Un grain de riz, un petit peu d’eau, ce n’est vraiment pas grand-chose, nous n’y faisons pas attention, seulement si faim, ou soif, c’est la phrase 1 ; comprendre que chaque chose, un petit peu d'eau, un seul grain de riz aussi bien qu'une montagne ou une rivière, chaque chose est l'Absolu ; chaque chose est le Royaume du Dharma en soi, chaque chose est reliée à chaque chose et chaque chose est la Réalité telle qu'elle est, c’est la phrase 2.
Et puis il y a la 3e phrase, là maître Dogen en fait la donne un peu partout dans le Shobogenzo, et spécialement à propos du grain de riz, je pensais à son texte « Instructions pour le cuisinier d'un temple zen » parce qu'un grain de riz, là, c'est l'Absolu et puis après pof ! on va le mettre dans l'eau bouillante et on va le faire cuire.
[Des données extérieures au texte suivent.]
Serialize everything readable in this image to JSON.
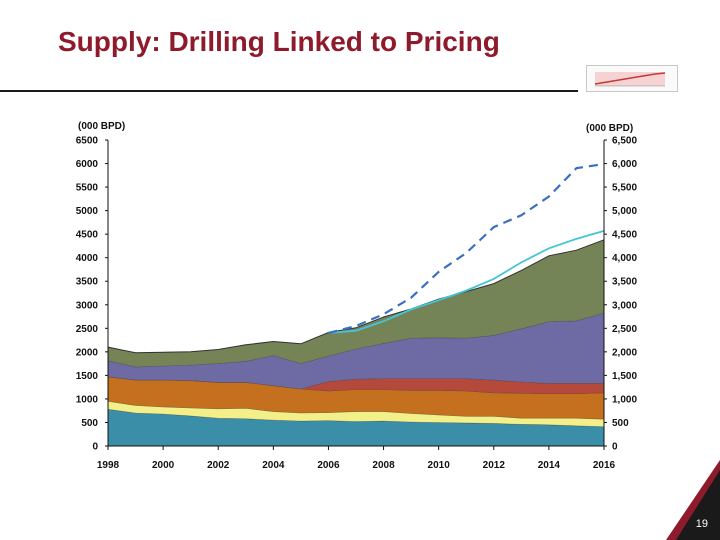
{
  "slide": {
    "title": "Supply: Drilling Linked to Pricing",
    "page_number": "19",
    "accent_color": "#8e1b2b",
    "thumbnail_icon": "mini-chart-thumbnail-icon"
  },
  "chart_data": {
    "type": "area",
    "stacked": true,
    "title": "",
    "xlabel": "",
    "ylabel_left": "(000 BPD)",
    "ylabel_right": "(000 BPD)",
    "ylim": [
      0,
      6500
    ],
    "yticks_left": [
      "0",
      "500",
      "1000",
      "1500",
      "2000",
      "2500",
      "3000",
      "3500",
      "4000",
      "4500",
      "5000",
      "5500",
      "6000",
      "6500"
    ],
    "yticks_right": [
      "0",
      "500",
      "1,000",
      "1,500",
      "2,000",
      "2,500",
      "3,000",
      "3,500",
      "4,000",
      "4,500",
      "5,000",
      "5,500",
      "6,000",
      "6,500"
    ],
    "xticks": [
      "1998",
      "2000",
      "2002",
      "2004",
      "2006",
      "2008",
      "2010",
      "2012",
      "2014",
      "2016"
    ],
    "x": [
      1998,
      1999,
      2000,
      2001,
      2002,
      2003,
      2004,
      2005,
      2006,
      2007,
      2008,
      2009,
      2010,
      2011,
      2012,
      2013,
      2014,
      2015,
      2016
    ],
    "series": [
      {
        "color": "#3b8ea8",
        "values": [
          780,
          700,
          680,
          640,
          590,
          580,
          550,
          530,
          540,
          520,
          530,
          510,
          500,
          490,
          480,
          460,
          450,
          430,
          410
        ]
      },
      {
        "color": "#f3f08a",
        "values": [
          170,
          160,
          150,
          170,
          200,
          220,
          180,
          170,
          170,
          210,
          200,
          180,
          160,
          140,
          150,
          130,
          140,
          160,
          160
        ]
      },
      {
        "color": "#c4701f",
        "values": [
          520,
          540,
          570,
          580,
          560,
          550,
          550,
          510,
          460,
          470,
          470,
          490,
          520,
          540,
          500,
          530,
          520,
          520,
          560
        ]
      },
      {
        "color": "#b5493b",
        "values": [
          0,
          0,
          0,
          0,
          0,
          0,
          0,
          0,
          200,
          220,
          230,
          250,
          250,
          260,
          270,
          240,
          220,
          220,
          200
        ]
      },
      {
        "color": "#6e6aa4",
        "values": [
          340,
          280,
          300,
          330,
          400,
          450,
          640,
          540,
          540,
          640,
          750,
          860,
          870,
          860,
          950,
          1130,
          1310,
          1330,
          1490
        ]
      },
      {
        "color": "#748456",
        "values": [
          290,
          300,
          290,
          280,
          300,
          350,
          300,
          420,
          500,
          450,
          560,
          620,
          820,
          990,
          1100,
          1240,
          1400,
          1500,
          1560
        ]
      }
    ],
    "lines": [
      {
        "color": "#46c4d8",
        "style": "solid",
        "x": [
          2006,
          2007,
          2008,
          2009,
          2010,
          2011,
          2012,
          2013,
          2014,
          2015,
          2016
        ],
        "values": [
          2400,
          2450,
          2650,
          2900,
          3100,
          3300,
          3550,
          3900,
          4200,
          4400,
          4570
        ]
      },
      {
        "color": "#3b6fc4",
        "style": "dashed",
        "x": [
          2006,
          2007,
          2008,
          2009,
          2010,
          2011,
          2012,
          2013,
          2014,
          2015,
          2016
        ],
        "values": [
          2400,
          2550,
          2800,
          3150,
          3700,
          4100,
          4650,
          4900,
          5300,
          5900,
          5990
        ]
      }
    ],
    "grid": false,
    "legend": "none"
  }
}
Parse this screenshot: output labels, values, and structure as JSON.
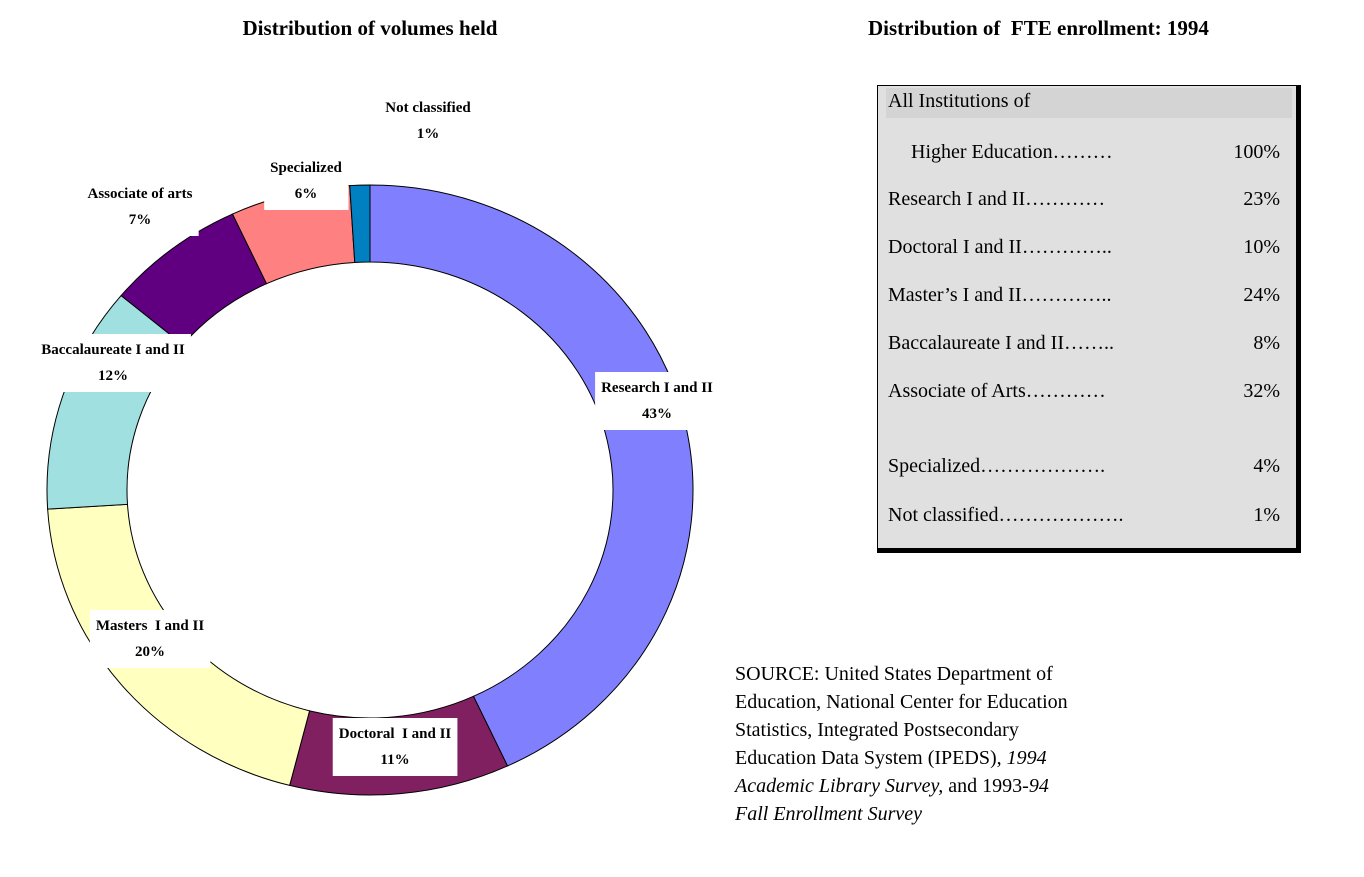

Voilà : on ne peut pas rester au « grain de riz - absolu » et s'asseoir devant le grain de riz ; parce que déjà là, on créerait une différence : si on regarde le grain de riz en se disant : c'est l'absolu, c’est la Réalité, c’est oublier que nous sommes nous-mêmes dans cette Réalité complète, qu'on n'est pas comme une sorte d'œil de Dieu en train de la regarder de l'extérieur.
Et puis les phénomènes existent aussi et le grain de riz, on va le manger, voilà. Et Maître Dogen explique :
« En lavant le riz, ôtez le sable que vous trouvez – mais sans perdre un grain de riz. Lorsque vous regardez le riz, voyez le sable en même temps; et en regardant le sable, voyez aussi le riz. Examinez bien les deux... »
Voilà, on est redescendu de la montagne, on va saluer et remercier tous les Bouddhas, et ce sera l’heure de laver le riz !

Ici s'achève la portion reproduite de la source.